There are a number of arguments those traditionalists trot out to argue for the preservation of this fountain of frustration, like the fact that players and coaches have had to deal with the fallible nature of the boys in blue since the inception of Major League Baseball.

With that said, that line of reasoning starts to fall apart when you consider Civil War veterans with names like Mordecai Pennywhistle didn’t have the luxury of turning to instant replay to settle a dispute with an ump who looked identical to the guy in the W.B. Mason logo.

Of course, Major League Baseball has made some strides to address this longstanding point of contention, and based on the experiments the league has been conducting in recent years, it seems like it’s only a matter of time until robot umpires get called up to The Show.

Unfortunately, we’re still regularly treated to reminders of how nice it will be when that day finally arrives—including one that came out of Wednesday night’s game between the Cardinals and the Cubs.

In the top of the third inning, St. Louis third baseman Nolan Arenado had the chance to put a dent in the three-run deficit his club was facing when he stepped up to the plate with runners on first and second.

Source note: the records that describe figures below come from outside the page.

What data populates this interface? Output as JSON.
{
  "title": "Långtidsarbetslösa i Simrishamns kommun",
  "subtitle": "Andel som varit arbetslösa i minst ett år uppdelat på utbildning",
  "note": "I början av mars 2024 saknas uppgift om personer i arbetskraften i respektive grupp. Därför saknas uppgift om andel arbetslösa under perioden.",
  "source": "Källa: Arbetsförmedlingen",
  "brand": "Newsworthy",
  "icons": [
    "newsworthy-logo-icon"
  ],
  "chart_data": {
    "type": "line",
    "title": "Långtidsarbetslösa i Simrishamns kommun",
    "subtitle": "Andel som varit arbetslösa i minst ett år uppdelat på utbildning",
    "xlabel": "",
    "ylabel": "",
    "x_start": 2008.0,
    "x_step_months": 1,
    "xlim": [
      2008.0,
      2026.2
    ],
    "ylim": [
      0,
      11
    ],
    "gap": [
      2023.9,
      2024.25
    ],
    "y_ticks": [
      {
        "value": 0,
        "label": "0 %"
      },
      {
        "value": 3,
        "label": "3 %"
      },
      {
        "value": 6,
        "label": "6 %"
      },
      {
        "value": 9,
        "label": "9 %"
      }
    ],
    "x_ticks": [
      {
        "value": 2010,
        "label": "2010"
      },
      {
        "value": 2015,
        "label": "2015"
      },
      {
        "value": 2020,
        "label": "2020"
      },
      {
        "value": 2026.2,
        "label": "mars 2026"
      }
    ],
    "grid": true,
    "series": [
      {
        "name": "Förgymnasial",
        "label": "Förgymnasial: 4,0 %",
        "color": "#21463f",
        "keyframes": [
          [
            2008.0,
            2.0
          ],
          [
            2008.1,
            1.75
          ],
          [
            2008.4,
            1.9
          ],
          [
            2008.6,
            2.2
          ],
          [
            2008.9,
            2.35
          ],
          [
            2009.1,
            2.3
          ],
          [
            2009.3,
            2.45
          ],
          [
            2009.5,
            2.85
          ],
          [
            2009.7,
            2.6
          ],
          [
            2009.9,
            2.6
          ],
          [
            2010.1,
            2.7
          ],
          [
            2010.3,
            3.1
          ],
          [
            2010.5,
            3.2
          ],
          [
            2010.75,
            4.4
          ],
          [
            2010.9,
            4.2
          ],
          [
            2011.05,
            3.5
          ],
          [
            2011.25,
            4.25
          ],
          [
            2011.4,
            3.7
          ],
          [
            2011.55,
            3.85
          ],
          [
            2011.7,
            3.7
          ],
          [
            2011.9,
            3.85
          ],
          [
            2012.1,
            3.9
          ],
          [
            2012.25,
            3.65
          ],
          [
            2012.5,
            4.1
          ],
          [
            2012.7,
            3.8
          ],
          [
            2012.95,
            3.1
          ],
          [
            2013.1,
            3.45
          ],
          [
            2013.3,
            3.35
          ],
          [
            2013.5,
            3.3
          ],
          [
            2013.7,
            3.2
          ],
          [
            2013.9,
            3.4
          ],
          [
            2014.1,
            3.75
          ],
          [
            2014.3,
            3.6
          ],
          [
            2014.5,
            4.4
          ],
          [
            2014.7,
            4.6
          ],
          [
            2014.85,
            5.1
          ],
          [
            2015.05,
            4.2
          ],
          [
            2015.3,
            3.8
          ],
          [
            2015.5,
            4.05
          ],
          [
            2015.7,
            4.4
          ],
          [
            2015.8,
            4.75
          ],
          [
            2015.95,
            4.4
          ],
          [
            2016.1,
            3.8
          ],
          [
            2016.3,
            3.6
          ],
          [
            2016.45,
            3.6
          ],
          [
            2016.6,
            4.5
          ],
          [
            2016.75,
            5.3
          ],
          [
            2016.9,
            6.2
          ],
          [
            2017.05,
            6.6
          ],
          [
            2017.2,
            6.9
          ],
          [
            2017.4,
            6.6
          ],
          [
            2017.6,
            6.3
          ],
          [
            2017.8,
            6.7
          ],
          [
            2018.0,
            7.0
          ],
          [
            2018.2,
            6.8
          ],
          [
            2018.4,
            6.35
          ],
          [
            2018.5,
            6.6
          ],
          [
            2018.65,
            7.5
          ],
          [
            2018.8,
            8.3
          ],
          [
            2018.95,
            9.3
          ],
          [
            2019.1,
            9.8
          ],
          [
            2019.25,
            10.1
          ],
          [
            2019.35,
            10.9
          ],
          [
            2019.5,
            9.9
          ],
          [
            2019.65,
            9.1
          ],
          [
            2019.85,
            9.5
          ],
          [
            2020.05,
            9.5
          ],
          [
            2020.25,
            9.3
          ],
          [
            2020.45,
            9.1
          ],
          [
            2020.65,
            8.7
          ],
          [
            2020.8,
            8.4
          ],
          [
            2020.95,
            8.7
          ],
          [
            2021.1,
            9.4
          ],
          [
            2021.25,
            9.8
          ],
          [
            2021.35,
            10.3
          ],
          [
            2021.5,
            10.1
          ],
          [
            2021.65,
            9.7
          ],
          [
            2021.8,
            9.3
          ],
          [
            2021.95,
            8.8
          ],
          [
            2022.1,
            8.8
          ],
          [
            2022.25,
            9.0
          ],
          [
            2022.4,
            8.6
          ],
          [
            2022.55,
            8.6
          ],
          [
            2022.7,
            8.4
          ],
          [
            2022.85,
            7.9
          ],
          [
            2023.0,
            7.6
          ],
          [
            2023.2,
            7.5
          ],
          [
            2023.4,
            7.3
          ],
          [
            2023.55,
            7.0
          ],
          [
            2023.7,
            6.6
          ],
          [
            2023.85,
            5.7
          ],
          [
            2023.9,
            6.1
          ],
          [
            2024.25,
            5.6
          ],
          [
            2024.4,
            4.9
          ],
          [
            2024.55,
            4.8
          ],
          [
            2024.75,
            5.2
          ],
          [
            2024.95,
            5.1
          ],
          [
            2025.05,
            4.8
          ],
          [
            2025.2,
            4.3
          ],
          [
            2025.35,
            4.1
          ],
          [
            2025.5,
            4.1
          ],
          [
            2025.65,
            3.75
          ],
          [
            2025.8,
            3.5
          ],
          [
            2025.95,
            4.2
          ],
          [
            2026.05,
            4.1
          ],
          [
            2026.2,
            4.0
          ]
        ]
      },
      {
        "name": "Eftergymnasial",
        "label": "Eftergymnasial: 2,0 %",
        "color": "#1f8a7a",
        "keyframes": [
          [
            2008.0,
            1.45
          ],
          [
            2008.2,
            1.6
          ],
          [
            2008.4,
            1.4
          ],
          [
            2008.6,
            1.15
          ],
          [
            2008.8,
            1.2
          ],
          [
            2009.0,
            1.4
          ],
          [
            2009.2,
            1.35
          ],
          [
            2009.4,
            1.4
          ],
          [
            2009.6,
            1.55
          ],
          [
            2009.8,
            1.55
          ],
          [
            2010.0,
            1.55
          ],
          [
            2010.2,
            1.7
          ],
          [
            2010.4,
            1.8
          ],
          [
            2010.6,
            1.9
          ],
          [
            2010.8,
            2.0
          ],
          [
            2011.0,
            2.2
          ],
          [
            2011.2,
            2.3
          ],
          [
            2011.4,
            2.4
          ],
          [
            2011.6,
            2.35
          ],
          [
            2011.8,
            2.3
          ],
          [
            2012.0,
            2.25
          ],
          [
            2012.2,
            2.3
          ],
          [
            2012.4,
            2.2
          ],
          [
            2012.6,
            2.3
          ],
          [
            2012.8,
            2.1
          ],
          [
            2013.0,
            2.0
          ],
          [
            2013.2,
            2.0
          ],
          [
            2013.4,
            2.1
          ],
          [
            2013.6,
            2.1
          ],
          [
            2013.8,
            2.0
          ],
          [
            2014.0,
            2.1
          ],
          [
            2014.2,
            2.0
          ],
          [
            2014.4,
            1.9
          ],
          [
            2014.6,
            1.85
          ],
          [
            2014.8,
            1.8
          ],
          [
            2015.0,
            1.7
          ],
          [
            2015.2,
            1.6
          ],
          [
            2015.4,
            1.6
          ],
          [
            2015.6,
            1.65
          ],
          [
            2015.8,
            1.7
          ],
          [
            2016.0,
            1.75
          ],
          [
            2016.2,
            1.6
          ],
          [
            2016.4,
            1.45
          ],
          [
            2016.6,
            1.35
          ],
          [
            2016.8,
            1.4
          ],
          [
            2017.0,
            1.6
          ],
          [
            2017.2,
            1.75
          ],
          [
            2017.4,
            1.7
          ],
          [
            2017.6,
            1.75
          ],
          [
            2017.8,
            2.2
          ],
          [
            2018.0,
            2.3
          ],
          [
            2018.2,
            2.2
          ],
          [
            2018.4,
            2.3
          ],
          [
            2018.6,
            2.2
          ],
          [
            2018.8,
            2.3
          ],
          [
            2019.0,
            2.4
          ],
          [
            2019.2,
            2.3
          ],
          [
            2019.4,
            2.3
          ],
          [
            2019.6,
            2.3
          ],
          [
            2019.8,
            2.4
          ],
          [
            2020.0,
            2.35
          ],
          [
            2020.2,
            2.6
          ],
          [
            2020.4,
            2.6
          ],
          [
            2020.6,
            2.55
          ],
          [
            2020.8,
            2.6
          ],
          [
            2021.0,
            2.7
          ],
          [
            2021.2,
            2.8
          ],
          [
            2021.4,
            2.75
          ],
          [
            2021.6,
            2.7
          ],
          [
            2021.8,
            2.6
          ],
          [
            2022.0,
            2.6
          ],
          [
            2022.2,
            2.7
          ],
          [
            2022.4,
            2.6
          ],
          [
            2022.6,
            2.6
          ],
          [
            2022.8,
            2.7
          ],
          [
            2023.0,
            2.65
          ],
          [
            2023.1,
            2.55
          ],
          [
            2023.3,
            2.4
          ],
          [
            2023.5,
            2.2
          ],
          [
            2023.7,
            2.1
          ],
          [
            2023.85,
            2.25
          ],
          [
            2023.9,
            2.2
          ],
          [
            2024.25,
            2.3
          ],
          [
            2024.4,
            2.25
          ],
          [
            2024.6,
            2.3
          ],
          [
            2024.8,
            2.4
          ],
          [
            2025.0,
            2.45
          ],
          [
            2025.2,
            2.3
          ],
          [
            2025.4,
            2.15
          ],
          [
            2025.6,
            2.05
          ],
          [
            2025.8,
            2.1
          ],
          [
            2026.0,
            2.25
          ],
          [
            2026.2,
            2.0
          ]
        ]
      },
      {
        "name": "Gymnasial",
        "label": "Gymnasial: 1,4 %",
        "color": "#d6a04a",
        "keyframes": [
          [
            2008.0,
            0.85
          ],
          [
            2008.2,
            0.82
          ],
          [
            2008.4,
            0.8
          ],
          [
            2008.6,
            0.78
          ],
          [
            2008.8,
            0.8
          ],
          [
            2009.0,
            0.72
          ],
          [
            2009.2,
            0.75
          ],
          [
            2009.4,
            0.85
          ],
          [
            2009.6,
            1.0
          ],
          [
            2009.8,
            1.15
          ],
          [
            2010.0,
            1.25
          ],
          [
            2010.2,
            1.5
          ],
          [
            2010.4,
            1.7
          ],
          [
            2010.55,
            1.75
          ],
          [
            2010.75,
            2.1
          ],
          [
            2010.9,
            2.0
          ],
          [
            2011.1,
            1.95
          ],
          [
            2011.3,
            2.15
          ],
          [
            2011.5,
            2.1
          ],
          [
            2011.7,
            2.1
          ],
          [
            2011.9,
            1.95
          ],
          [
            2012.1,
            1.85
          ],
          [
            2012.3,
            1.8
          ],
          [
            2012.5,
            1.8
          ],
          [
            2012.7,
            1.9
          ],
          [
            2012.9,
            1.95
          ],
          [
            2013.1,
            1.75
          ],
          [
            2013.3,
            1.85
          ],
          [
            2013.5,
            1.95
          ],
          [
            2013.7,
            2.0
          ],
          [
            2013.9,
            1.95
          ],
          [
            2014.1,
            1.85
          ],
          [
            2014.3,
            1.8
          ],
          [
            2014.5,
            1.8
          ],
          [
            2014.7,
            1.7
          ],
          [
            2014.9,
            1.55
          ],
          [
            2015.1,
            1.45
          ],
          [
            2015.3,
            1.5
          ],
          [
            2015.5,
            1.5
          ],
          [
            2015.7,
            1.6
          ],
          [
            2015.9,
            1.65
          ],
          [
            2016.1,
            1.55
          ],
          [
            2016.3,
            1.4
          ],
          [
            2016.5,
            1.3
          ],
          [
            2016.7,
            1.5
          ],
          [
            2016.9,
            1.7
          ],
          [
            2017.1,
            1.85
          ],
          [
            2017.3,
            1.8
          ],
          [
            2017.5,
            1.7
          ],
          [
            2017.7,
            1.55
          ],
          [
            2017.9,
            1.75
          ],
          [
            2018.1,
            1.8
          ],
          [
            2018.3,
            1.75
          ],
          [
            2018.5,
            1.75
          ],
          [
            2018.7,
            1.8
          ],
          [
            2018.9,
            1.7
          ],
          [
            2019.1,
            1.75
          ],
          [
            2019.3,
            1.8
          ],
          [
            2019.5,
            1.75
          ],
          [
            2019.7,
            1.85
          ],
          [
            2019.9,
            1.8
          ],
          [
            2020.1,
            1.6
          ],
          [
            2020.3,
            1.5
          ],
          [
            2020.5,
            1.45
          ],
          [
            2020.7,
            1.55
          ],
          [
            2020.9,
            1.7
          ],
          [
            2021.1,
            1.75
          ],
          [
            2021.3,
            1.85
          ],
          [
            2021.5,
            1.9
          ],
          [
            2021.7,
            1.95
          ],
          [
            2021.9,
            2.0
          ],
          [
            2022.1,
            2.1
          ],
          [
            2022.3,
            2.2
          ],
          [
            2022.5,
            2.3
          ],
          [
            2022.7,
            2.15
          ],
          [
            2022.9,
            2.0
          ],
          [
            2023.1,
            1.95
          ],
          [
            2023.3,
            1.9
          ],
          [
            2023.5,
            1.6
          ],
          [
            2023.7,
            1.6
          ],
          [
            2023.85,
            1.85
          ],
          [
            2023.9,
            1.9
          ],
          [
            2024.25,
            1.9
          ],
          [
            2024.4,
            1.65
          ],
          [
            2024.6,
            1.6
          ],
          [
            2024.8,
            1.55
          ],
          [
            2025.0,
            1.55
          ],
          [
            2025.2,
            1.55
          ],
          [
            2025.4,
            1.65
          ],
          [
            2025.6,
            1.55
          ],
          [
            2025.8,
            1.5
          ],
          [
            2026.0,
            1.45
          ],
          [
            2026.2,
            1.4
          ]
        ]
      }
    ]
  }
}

It initially looked like he’d been able to load the bases by drawing a walk on a full count, but home plate umpire John Libka brought the inning to an end by ruling he’d failed to check his swing.

Arenado was obviously not pleased with that development, although Libka did seem to be pretty amused when he smiled after ejecting him for arguing the call. 

Check swings currently aren’t reviewable under MLB rules, although replays showed Arenado seemed pretty justified in taking exception to the call. 

Plenty of fans also took issue with the ruling, with many of them taking aim at Libka over his perceived smugness.

This incident occurred just a few months after Angel Hernandez was filmed smirking at a fan who called him out for a similarly underwhelming performance and is just the latest of the many moments that have highlighted the lack of umpire accountability players and fans have bemoaned.

Unfortunately, it doesn’t seem like the MLB is in a huge rush to address it.